The Content Experience addresses the central question of how to reach your customers with content. First, you need to know who your customers are, what’s of interest to them and what you hope to achieve with your content. In Part 1 of this two-part blog series, we talked about these topics with the help of an example and created a guiding thread for our Content Experience Strategy, our Core Story.
Our Persona from Part 1, Sarah, works in marketing and her Core Story is: “Reach and convince your customers with the right Content Experience”. Based on that, we deduced relevant Key Themes, i.e.: “Cost & ROI”, “Personalisation & Marketing Automation” and “Content Creation & Publishing”.

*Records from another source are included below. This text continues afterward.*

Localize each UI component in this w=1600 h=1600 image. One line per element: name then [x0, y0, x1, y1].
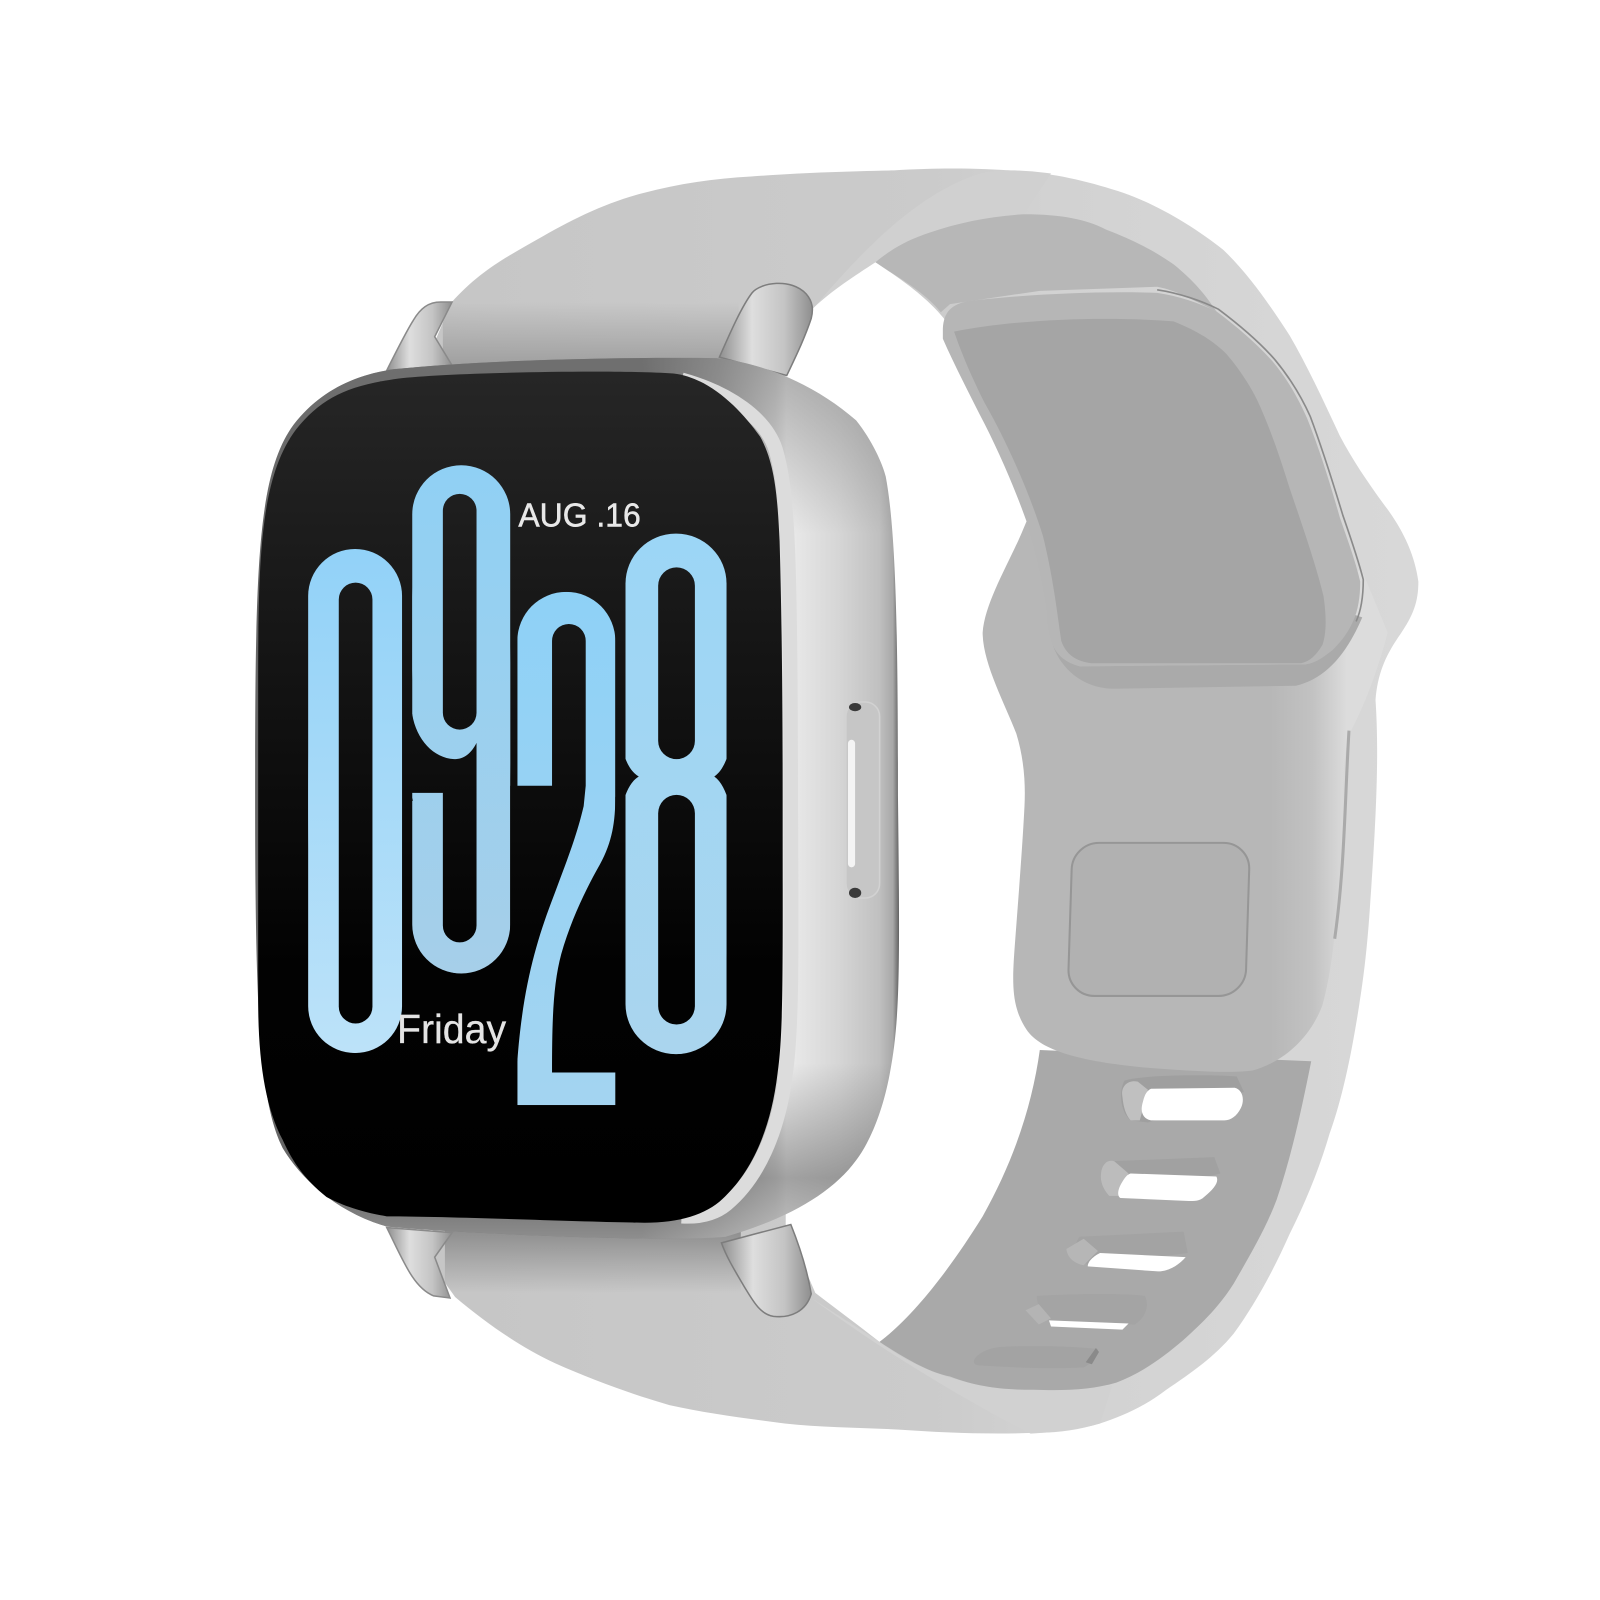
upper rim highlight [814, 170, 1051, 307]
digit 8 [626, 534, 727, 1054]
strap inner surface top [876, 214, 1216, 312]
strap tongue [943, 290, 1363, 666]
side button [846, 702, 880, 898]
screen bevel highlight [682, 380, 791, 1217]
hole 5 [974, 1346, 1099, 1368]
shadow below case [445, 1230, 741, 1293]
hole 2 [1101, 1157, 1220, 1201]
shadow band under tongue [1053, 612, 1362, 689]
smartwatch illustration [255, 168, 1418, 1434]
strap outer band silhouette [433, 169, 1418, 1433]
weekday label: Friday [397, 1006, 507, 1052]
button highlight [848, 740, 855, 867]
digit 8: 8 [617, 385, 735, 1203]
digit 2: 2 [511, 442, 625, 1260]
tongue edge line [1157, 290, 1363, 621]
digit 0 [308, 549, 402, 1053]
button body [846, 702, 880, 898]
lower rim highlight [811, 1298, 1112, 1434]
square recess [1068, 843, 1250, 996]
hole 1 [1121, 1075, 1244, 1122]
lugs [387, 283, 812, 1317]
date label: AUG .16 [518, 498, 641, 535]
keeper body [983, 521, 1388, 1072]
lower inner band [880, 1050, 1311, 1390]
shadow above case [443, 302, 739, 365]
bottom left lug [387, 1228, 452, 1298]
case body [255, 358, 899, 1239]
digit 9: 9 [404, 321, 519, 1119]
keeper loop [983, 521, 1388, 1072]
watch case [255, 358, 899, 1239]
rim crease line [1335, 731, 1349, 939]
tongue inner face [954, 319, 1326, 663]
digit 0: 0 [300, 404, 410, 1197]
screen [258, 372, 783, 1223]
strap inner surface lower with adjustment holes [880, 1050, 1311, 1390]
top left lug [387, 302, 452, 370]
bottom right lug [721, 1224, 811, 1317]
digit 2 [510, 592, 616, 1106]
case top and bottom shading [255, 358, 899, 1239]
hole 3 [1066, 1232, 1188, 1271]
hole 4 [1026, 1294, 1147, 1330]
watch face [308, 465, 727, 1106]
digit 9 [412, 465, 510, 974]
tongue body [943, 292, 1360, 666]
strap [433, 169, 1418, 1434]
top right lug [719, 283, 812, 376]
wrist opening [786, 262, 1122, 1342]
button bottom shadow [849, 888, 861, 898]
button top shadow [849, 703, 861, 711]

Now the question is how, based on this information, can we actually create purposeful content?
The development of the so-called Strategic Foundation Document will help you implement the Content Experience.
The Foundation Document is a living document. Its sole purpose is to help you generate and accumulate content. In other words, the Foundation Document is the framework based on which we can continuously create new and relevant content.
The persona, her Core Story and the Key Themes are at the heart of each Foundation Document and they form the basis for the development of the Document’s chapters and sub-chapters.
Those, in turn, are the starting point for the content creation. Based on the chapters and sub-chapters, we build the individual pieces of content (blog articles, videos, webinars, presentations, etc.).
Using the example of Sarah, we can see that there is a lot to write about Key Themes such as “Content Creation & Publishing”. The Core Story helps to focus our attention and narrow down our list of possible topics. First, we develop the chapters and sub-chapters of the Foundation Document and based on those, we derive the actual pieces of content. For each piece, we also decide which content format fits.
The Core Story defines each content piece. For Sarah, my focus is on what she has to consider when creating and publishing content for her company and what all of that has to do with Content Experience.
Of course the Content Experience doesn’t end here. A content schedule and the right tools are as much a part of it as the distribution on the relevant content channels and the continuous evaluation and optimisation of the content.
You are never “done” with content.
That can be scary. But it doesn’t have to be. With the right Content Experience Strategy, you can reach and convince your customers.